Николай повернулся к Феофилакту. Тот сразу застенчиво заулыбался. Пухленький, кудрявенький, ничтожный. Но нужный и зависящий. Зависящий – значит, верный.
– Где та женщина, о которой ты говорил мне?
Феофилакт, перебирая складки своей роскошной сверкающей хламиды, приблизился мелкими шажочками, глянул через плечо высокого и полного патриарха в обширное пространство храма. Он видел перед собой освещенных лившимся сверху солнечным светом прихожан, которые явились на службу в собор Святой Софии, видел море торсов и голов. Женщины стояли по левую сторону, и их было даже больше, чем мужчин. Однако Феофилакт заранее заприметил место, где находилась русская княжна. Не очень-то на виду, но и не так далеко, чтобы патриарх не высмотрел ее из реликвария.
И все же не высмотрел. Феофилакт указывал ему и на нежно-розовое покрывало у нее на голове, и на янтарную диадему, однако Николай, как ни щурил желто-зеленые близорукие глаза, так и не смог разглядеть, какова она собой.
– Так, говоришь, она похожа на твою родственницу Зою Заутца, вторую жену нашего божественного Льва?

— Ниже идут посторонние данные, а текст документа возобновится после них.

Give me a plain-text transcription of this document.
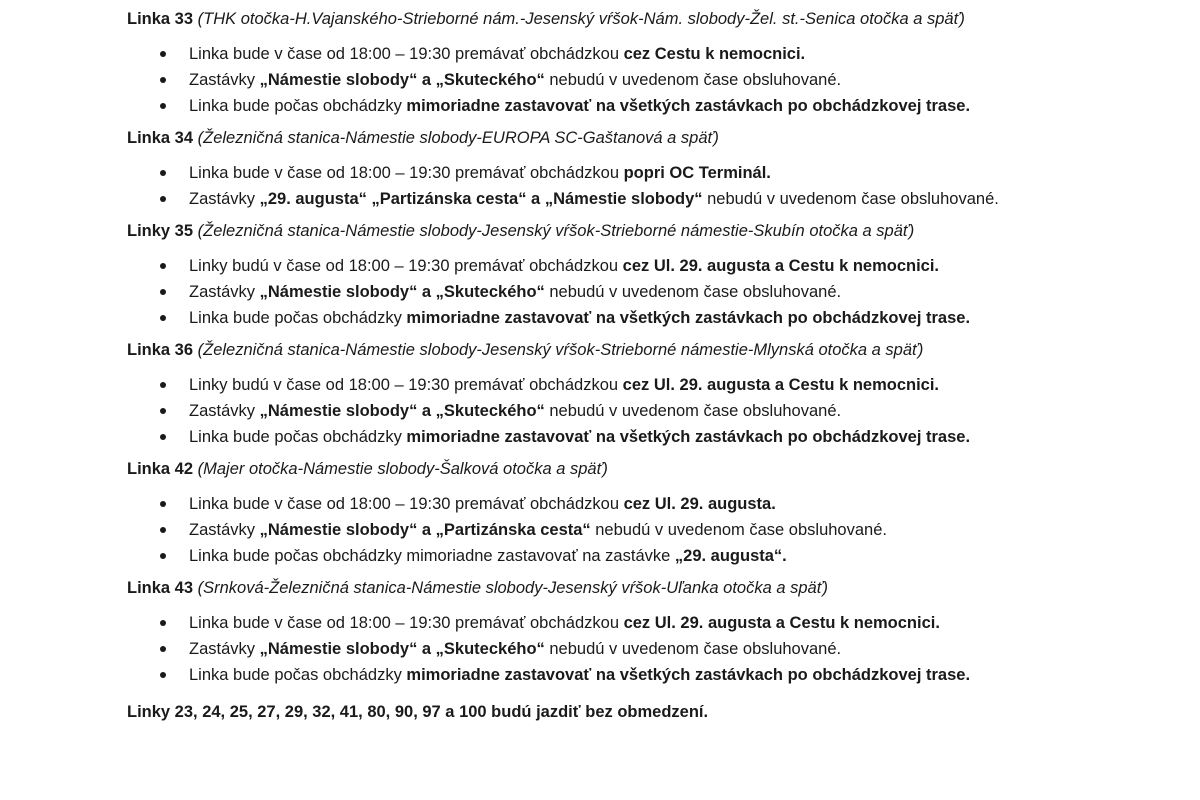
Linka 33 (THK otočka-H.Vajanského-Strieborné nám.-Jesenský vŕšok-Nám. slobody-Žel. st.-Senica otočka a späť)

Linka bude v čase od 18:00 – 19:30 premávať obchádzkou cez Cestu k nemocnici.
Zastávky „Námestie slobody“ a „Skuteckého“ nebudú v uvedenom čase obsluhované.
Linka bude počas obchádzky mimoriadne zastavovať na všetkých zastávkach po obchádzkovej trase.

Linka 34 (Železničná stanica-Námestie slobody-EUROPA SC-Gaštanová a späť)

Linka bude v čase od 18:00 – 19:30 premávať obchádzkou popri OC Terminál.
Zastávky „29. augusta“ „Partizánska cesta“ a „Námestie slobody“ nebudú v uvedenom čase obsluhované.

Linky 35 (Železničná stanica-Námestie slobody-Jesenský vŕšok-Strieborné námestie-Skubín otočka a späť)

Linky budú v čase od 18:00 – 19:30 premávať obchádzkou cez Ul. 29. augusta a Cestu k nemocnici.
Zastávky „Námestie slobody“ a „Skuteckého“ nebudú v uvedenom čase obsluhované.
Linka bude počas obchádzky mimoriadne zastavovať na všetkých zastávkach po obchádzkovej trase.

Linka 36 (Železničná stanica-Námestie slobody-Jesenský vŕšok-Strieborné námestie-Mlynská otočka a späť)

Linky budú v čase od 18:00 – 19:30 premávať obchádzkou cez Ul. 29. augusta a Cestu k nemocnici.
Zastávky „Námestie slobody“ a „Skuteckého“ nebudú v uvedenom čase obsluhované.
Linka bude počas obchádzky mimoriadne zastavovať na všetkých zastávkach po obchádzkovej trase.

Linka 42 (Majer otočka-Námestie slobody-Šalková otočka a späť)

Linka bude v čase od 18:00 – 19:30 premávať obchádzkou cez Ul. 29. augusta.
Zastávky „Námestie slobody“ a „Partizánska cesta“ nebudú v uvedenom čase obsluhované.
Linka bude počas obchádzky mimoriadne zastavovať na zastávke „29. augusta“.

Linka 43 (Srnková-Železničná stanica-Námestie slobody-Jesenský vŕšok-Uľanka otočka a späť)

Linka bude v čase od 18:00 – 19:30 premávať obchádzkou cez Ul. 29. augusta a Cestu k nemocnici.
Zastávky „Námestie slobody“ a „Skuteckého“ nebudú v uvedenom čase obsluhované.
Linka bude počas obchádzky mimoriadne zastavovať na všetkých zastávkach po obchádzkovej trase.

Linky 23, 24, 25, 27, 29, 32, 41, 80, 90, 97 a 100 budú jazdiť bez obmedzení.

– Похожа, похожа, владыко. Даже не столько чертами, как чем-то неуловимым, привлекающим внимание. И губы у славянки пухлые, как ягода, и глаза карие… Янтарно-карие, я бы сказал, не зря же в Константинополе ее прозвали Янтарной. А еще манерой общаться, смотреть прямо в глаза, улыбаться – вроде как весело, но в то же время маняще. В общем, многое напоминает в ней мою незабвенную родственницу Зою. А еще у этой женщины, как и у Зои, темные брови и светлые волосы. У покойной императрицы они были скорее пепельного оттенка, у этой же – чистое золото. Но, тем не менее, они очень похожи. Да и плясать любит так же, как Зоя Заутца, мир ее праху. – Феофилакт смиренно перекрестился, и патриарх тоже сотворил крестное знамение. – К тому же, – продолжил Феофилакт, вытягивая шею, чтобы лучше видеть русскую княжну, – это сходство не только я заметил, но и препозит Зенон, и даже сам глава синклита Евстафий Агир, и его завистливая жена, недолюбливающая Светораду.
– Све-то-раду? – произнося по слогам непривычное имя, повторил Николай.

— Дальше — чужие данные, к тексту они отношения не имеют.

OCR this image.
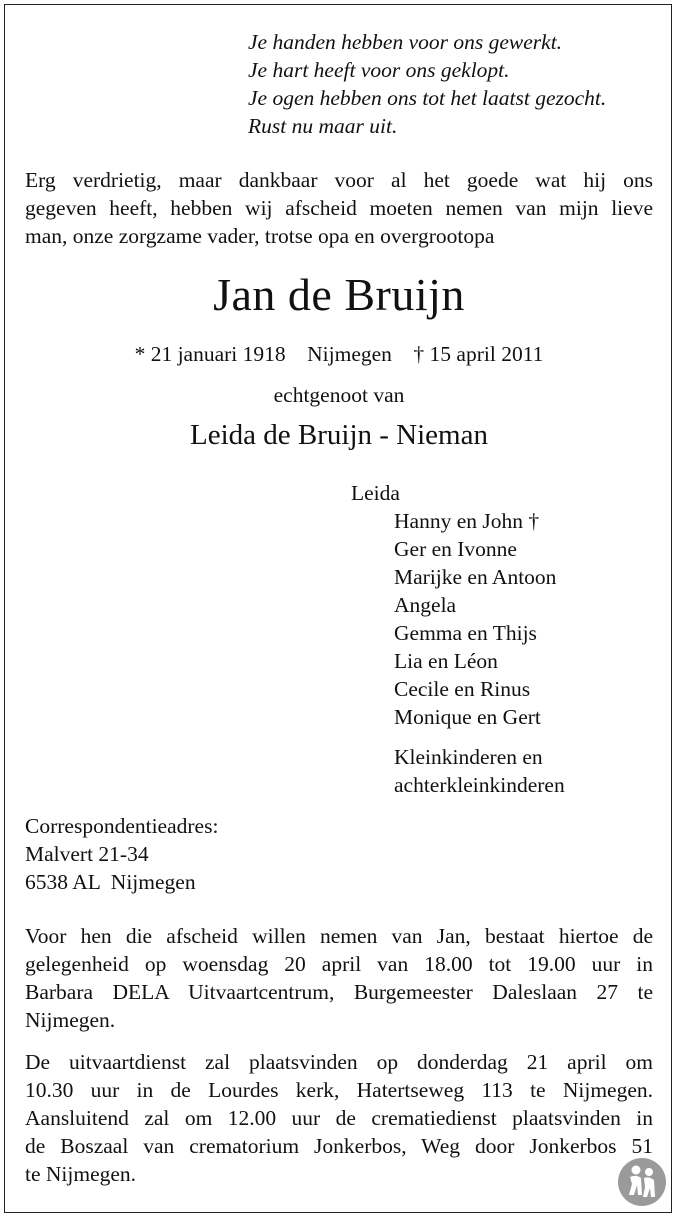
Je handen hebben voor ons gewerkt.
Je hart heeft voor ons geklopt.
Je ogen hebben ons tot het laatst gezocht.
Rust nu maar uit.
Erg verdrietig, maar dankbaar voor al het goede wat hij ons
gegeven heeft, hebben wij afscheid moeten nemen van mijn lieve
man, onze zorgzame vader, trotse opa en overgrootopa
Jan de Bruijn
* 21 januari 1918    Nijmegen    † 15 april 2011
echtgenoot van
Leida de Bruijn - Nieman
Leida
Hanny en John †
Ger en Ivonne
Marijke en Antoon
Angela
Gemma en Thijs
Lia en Léon
Cecile en Rinus
Monique en Gert
Kleinkinderen en
achterkleinkinderen
Correspondentieadres:
Malvert 21-34
6538 AL  Nijmegen
Voor hen die afscheid willen nemen van Jan, bestaat hiertoe de
gelegenheid op woensdag 20 april van 18.00 tot 19.00 uur in
Barbara DELA Uitvaartcentrum, Burgemeester Daleslaan 27 te
Nijmegen.
De uitvaartdienst zal plaatsvinden op donderdag 21 april om
10.30 uur in de Lourdes kerk, Hatertseweg 113 te Nijmegen.
Aansluitend zal om 12.00 uur de crematiedienst plaatsvinden in
de Boszaal van crematorium Jonkerbos, Weg door Jonkerbos 51
te Nijmegen.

– Да, так ее звали в язычестве. Лучезарное счастье означает. При крещении же она получила имя Ксантия.
– А ведь упомянутая тобой жена Агира, Анимаиса, и впрямь не любит ее, – заметил патриарх и даже улыбнулся, сузив хитрые зеленоватые глаза. Улыбка у него была вполне приятная, даже добрая, что как-то не вязалось с блеском глаз – холодным и колючим. Он щелкнул зернами аметистовых четок. – Анимаиса ведь оскандалилась, когда посоветовала палатийным кухарям приготовить так расхваливаемое Зеноном и Агиром блюдо, которым их угощала сожительница Ипатия Малеила. Как же много Анимаиса говорила об этом! А вышло… Даже собаки отказались есть сочиненную ею бурду.
Он вновь пропустил сквозь пальцы блестящие зерна четок, огладил тяжелой от перстней рукой свою великолепную длинную бороду. Николай был большим любителем роскоши, и сейчас его объемный живот был обтянут церковным одеянием из лучших тканей, с высокой камилавки[79] ниспадала тонкая длинная вуаль. Да и весь его облик, солидный, значительный, начиная от пышной седовласой бороды и заканчивая сандалиями из мягких ремней, свидетельствовал о полном благосостоянии и значимости. Его даже невозможно было назвать по-другому – только владыко.
Это и произнес Феофилакт, заискивающе заглядывая в глаза патриарху.